Её прямой начальник, Альберт Альбертович, был лет на пять младше папы. С начала восьмидесятых он служил под началом деда Егора, еще при министре Славском. В его кабинете висела фотография, на которой Брежнев с удивлённым лицом держит совсем молодого Альберта Альбертовича за предплечья, видимо собираясь расцеловать. На заднем плане дед Егор с начинающей седеть шевелюрой, а чуть с краю виден затылок Суслова. Фотография неофициальная, почти любительская. Всякий раз Сашенька, заходя к боссу, натыкалась на неё взглядом и вспоминала старый анекдот про кремлёвского целовальника. «Вам ещё френч и бороду, и Вы на Фиделя были бы похожи», – в первый раз увидев фотографию, съязвила Сашенька, в ту же секунду сообразив, что позволила себе лишнего. Но Альберт Альбертович только весело рассмеялся. «У меня тогда зуб болел, я на него чеснок положил. Ходил, дышал в сторону. Кто ж знал, что он целоваться полезет», – весело отшутился он и взял из Сашиных рук папку с документами.

Их отношения с боссом складывались прекрасно. Сашенька ощущала, что этот внешне строгий человек относится к ней скорее по-родственному, позволяя себе некие выходящие за рамки рабочих отношений эмоции. Иногда он вызывал её к себе, чтобы угостить чаем с печеньем и поговорить об автомобилях или о том, в какой стране стоит отдыхать в этом сезоне. Она никуда не ездила отдыхать, но имела своё мнение по поводу всех возможных стран. С детства ещё она увлекалась историями о всяческих путешествиях, регулярно читала журнал «Вокруг света» и могла безошибочно показать на карте любое государство. А теперь она часами просиживала в Интернете, ведя оживлённую переписку с жителями Майорки и Барбадоса, острова Маврикий и Суса. У неё даже случился виртуальный роман с одним ирландцем, который увлекался игрой в сквош и на всех присланных фотографиях сидел в бейсболке с надписью «Fucking Russians»…

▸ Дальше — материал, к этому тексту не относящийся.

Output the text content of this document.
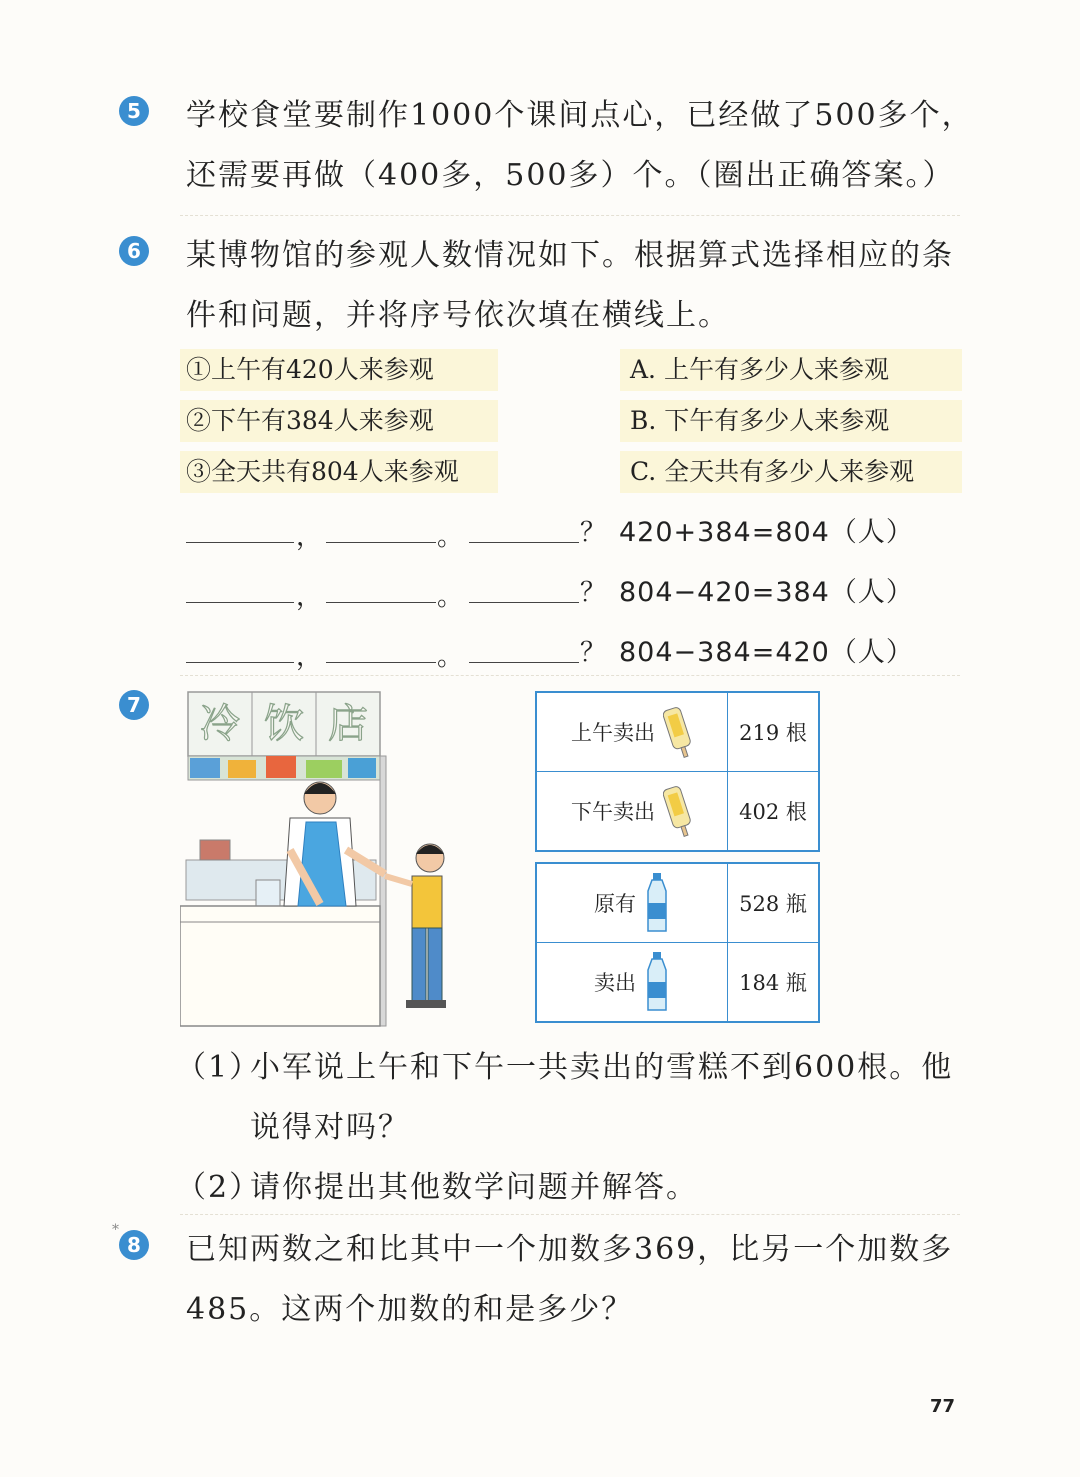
5 学校食堂要制作1000个课间点心，已经做了500多个，
还需要再做（400多，500多）个。（圈出正确答案。）
6 某博物馆的参观人数情况如下。根据算式选择相应的条
件和问题，并将序号依次填在横线上。
①上午有420人来参观
②下午有384人来参观
③全天共有804人来参观
A. 上午有多少人来参观
B. 下午有多少人来参观
C. 全天共有多少人来参观
，	。	？ 420+384=804（人）
，	。	？ 804−420=384（人）
，	。	？ 804−384=420（人）
7	冷 饮 店	上午卖出	219 根

下午卖出	402 根
原有	528 瓶

卖出	184 瓶
（1）
小军说上午和下午一共卖出的雪糕不到600根。他
说得对吗？
（2）
请你提出其他数学问题并解答。
*
8 已知两数之和比其中一个加数多369，比另一个加数多
485。这两个加数的和是多少？
77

Сашеньку развлекали эти беседы, в которых к её мнению относились с показным вниманием. Обычно в завершение разговора Босс передавал поклон Егору Ивановичу и дежурно осведомлялся о здоровье Варвары Михайловны. Потом он спрашивал что-то по работе, и Сашеньке приходилось переключаться на скучные темы договоров, юридических согласований и отодвигающихся сроков.

Когда она слегла с неожиданной краснухой, Альберт Альбертович через курьера передал ей огромный пакет, наполненный всяческими фруктами, и целую стопку дисков с мультфильмами. В одну из коробок была засунута записка: «Если ты ещё такой ребёнок, что болеешь краснухой, то и лечить тебя надо, как ребёнка. Принимай эти мультики пять раз в день до и после еды. А.А.»

Сашенька последовала этому рецепту, но вскоре температура скакнула за сорок, и её ночью увезли в Склифосовского. Трое суток ей ставили капельницы, исколов всю левую руку. Когда же через две недели её выписали, Босс, справившись заранее в приёмном покое, приехал встречать в бежевом верблюжьем пальто и с огромным букетом лилий. «Ого! Молодец девчонка!» – пробормотала медсестра, наблюдая из окна, как элегантный начинающий седеть мужчина помогает девушке сесть на заднее сидение шикарной баварской «семёрки».

– И чем это она его такого подцепила? Не красавица вроде. Ну да, попка там, ляльки, но всё явно не его масштаба.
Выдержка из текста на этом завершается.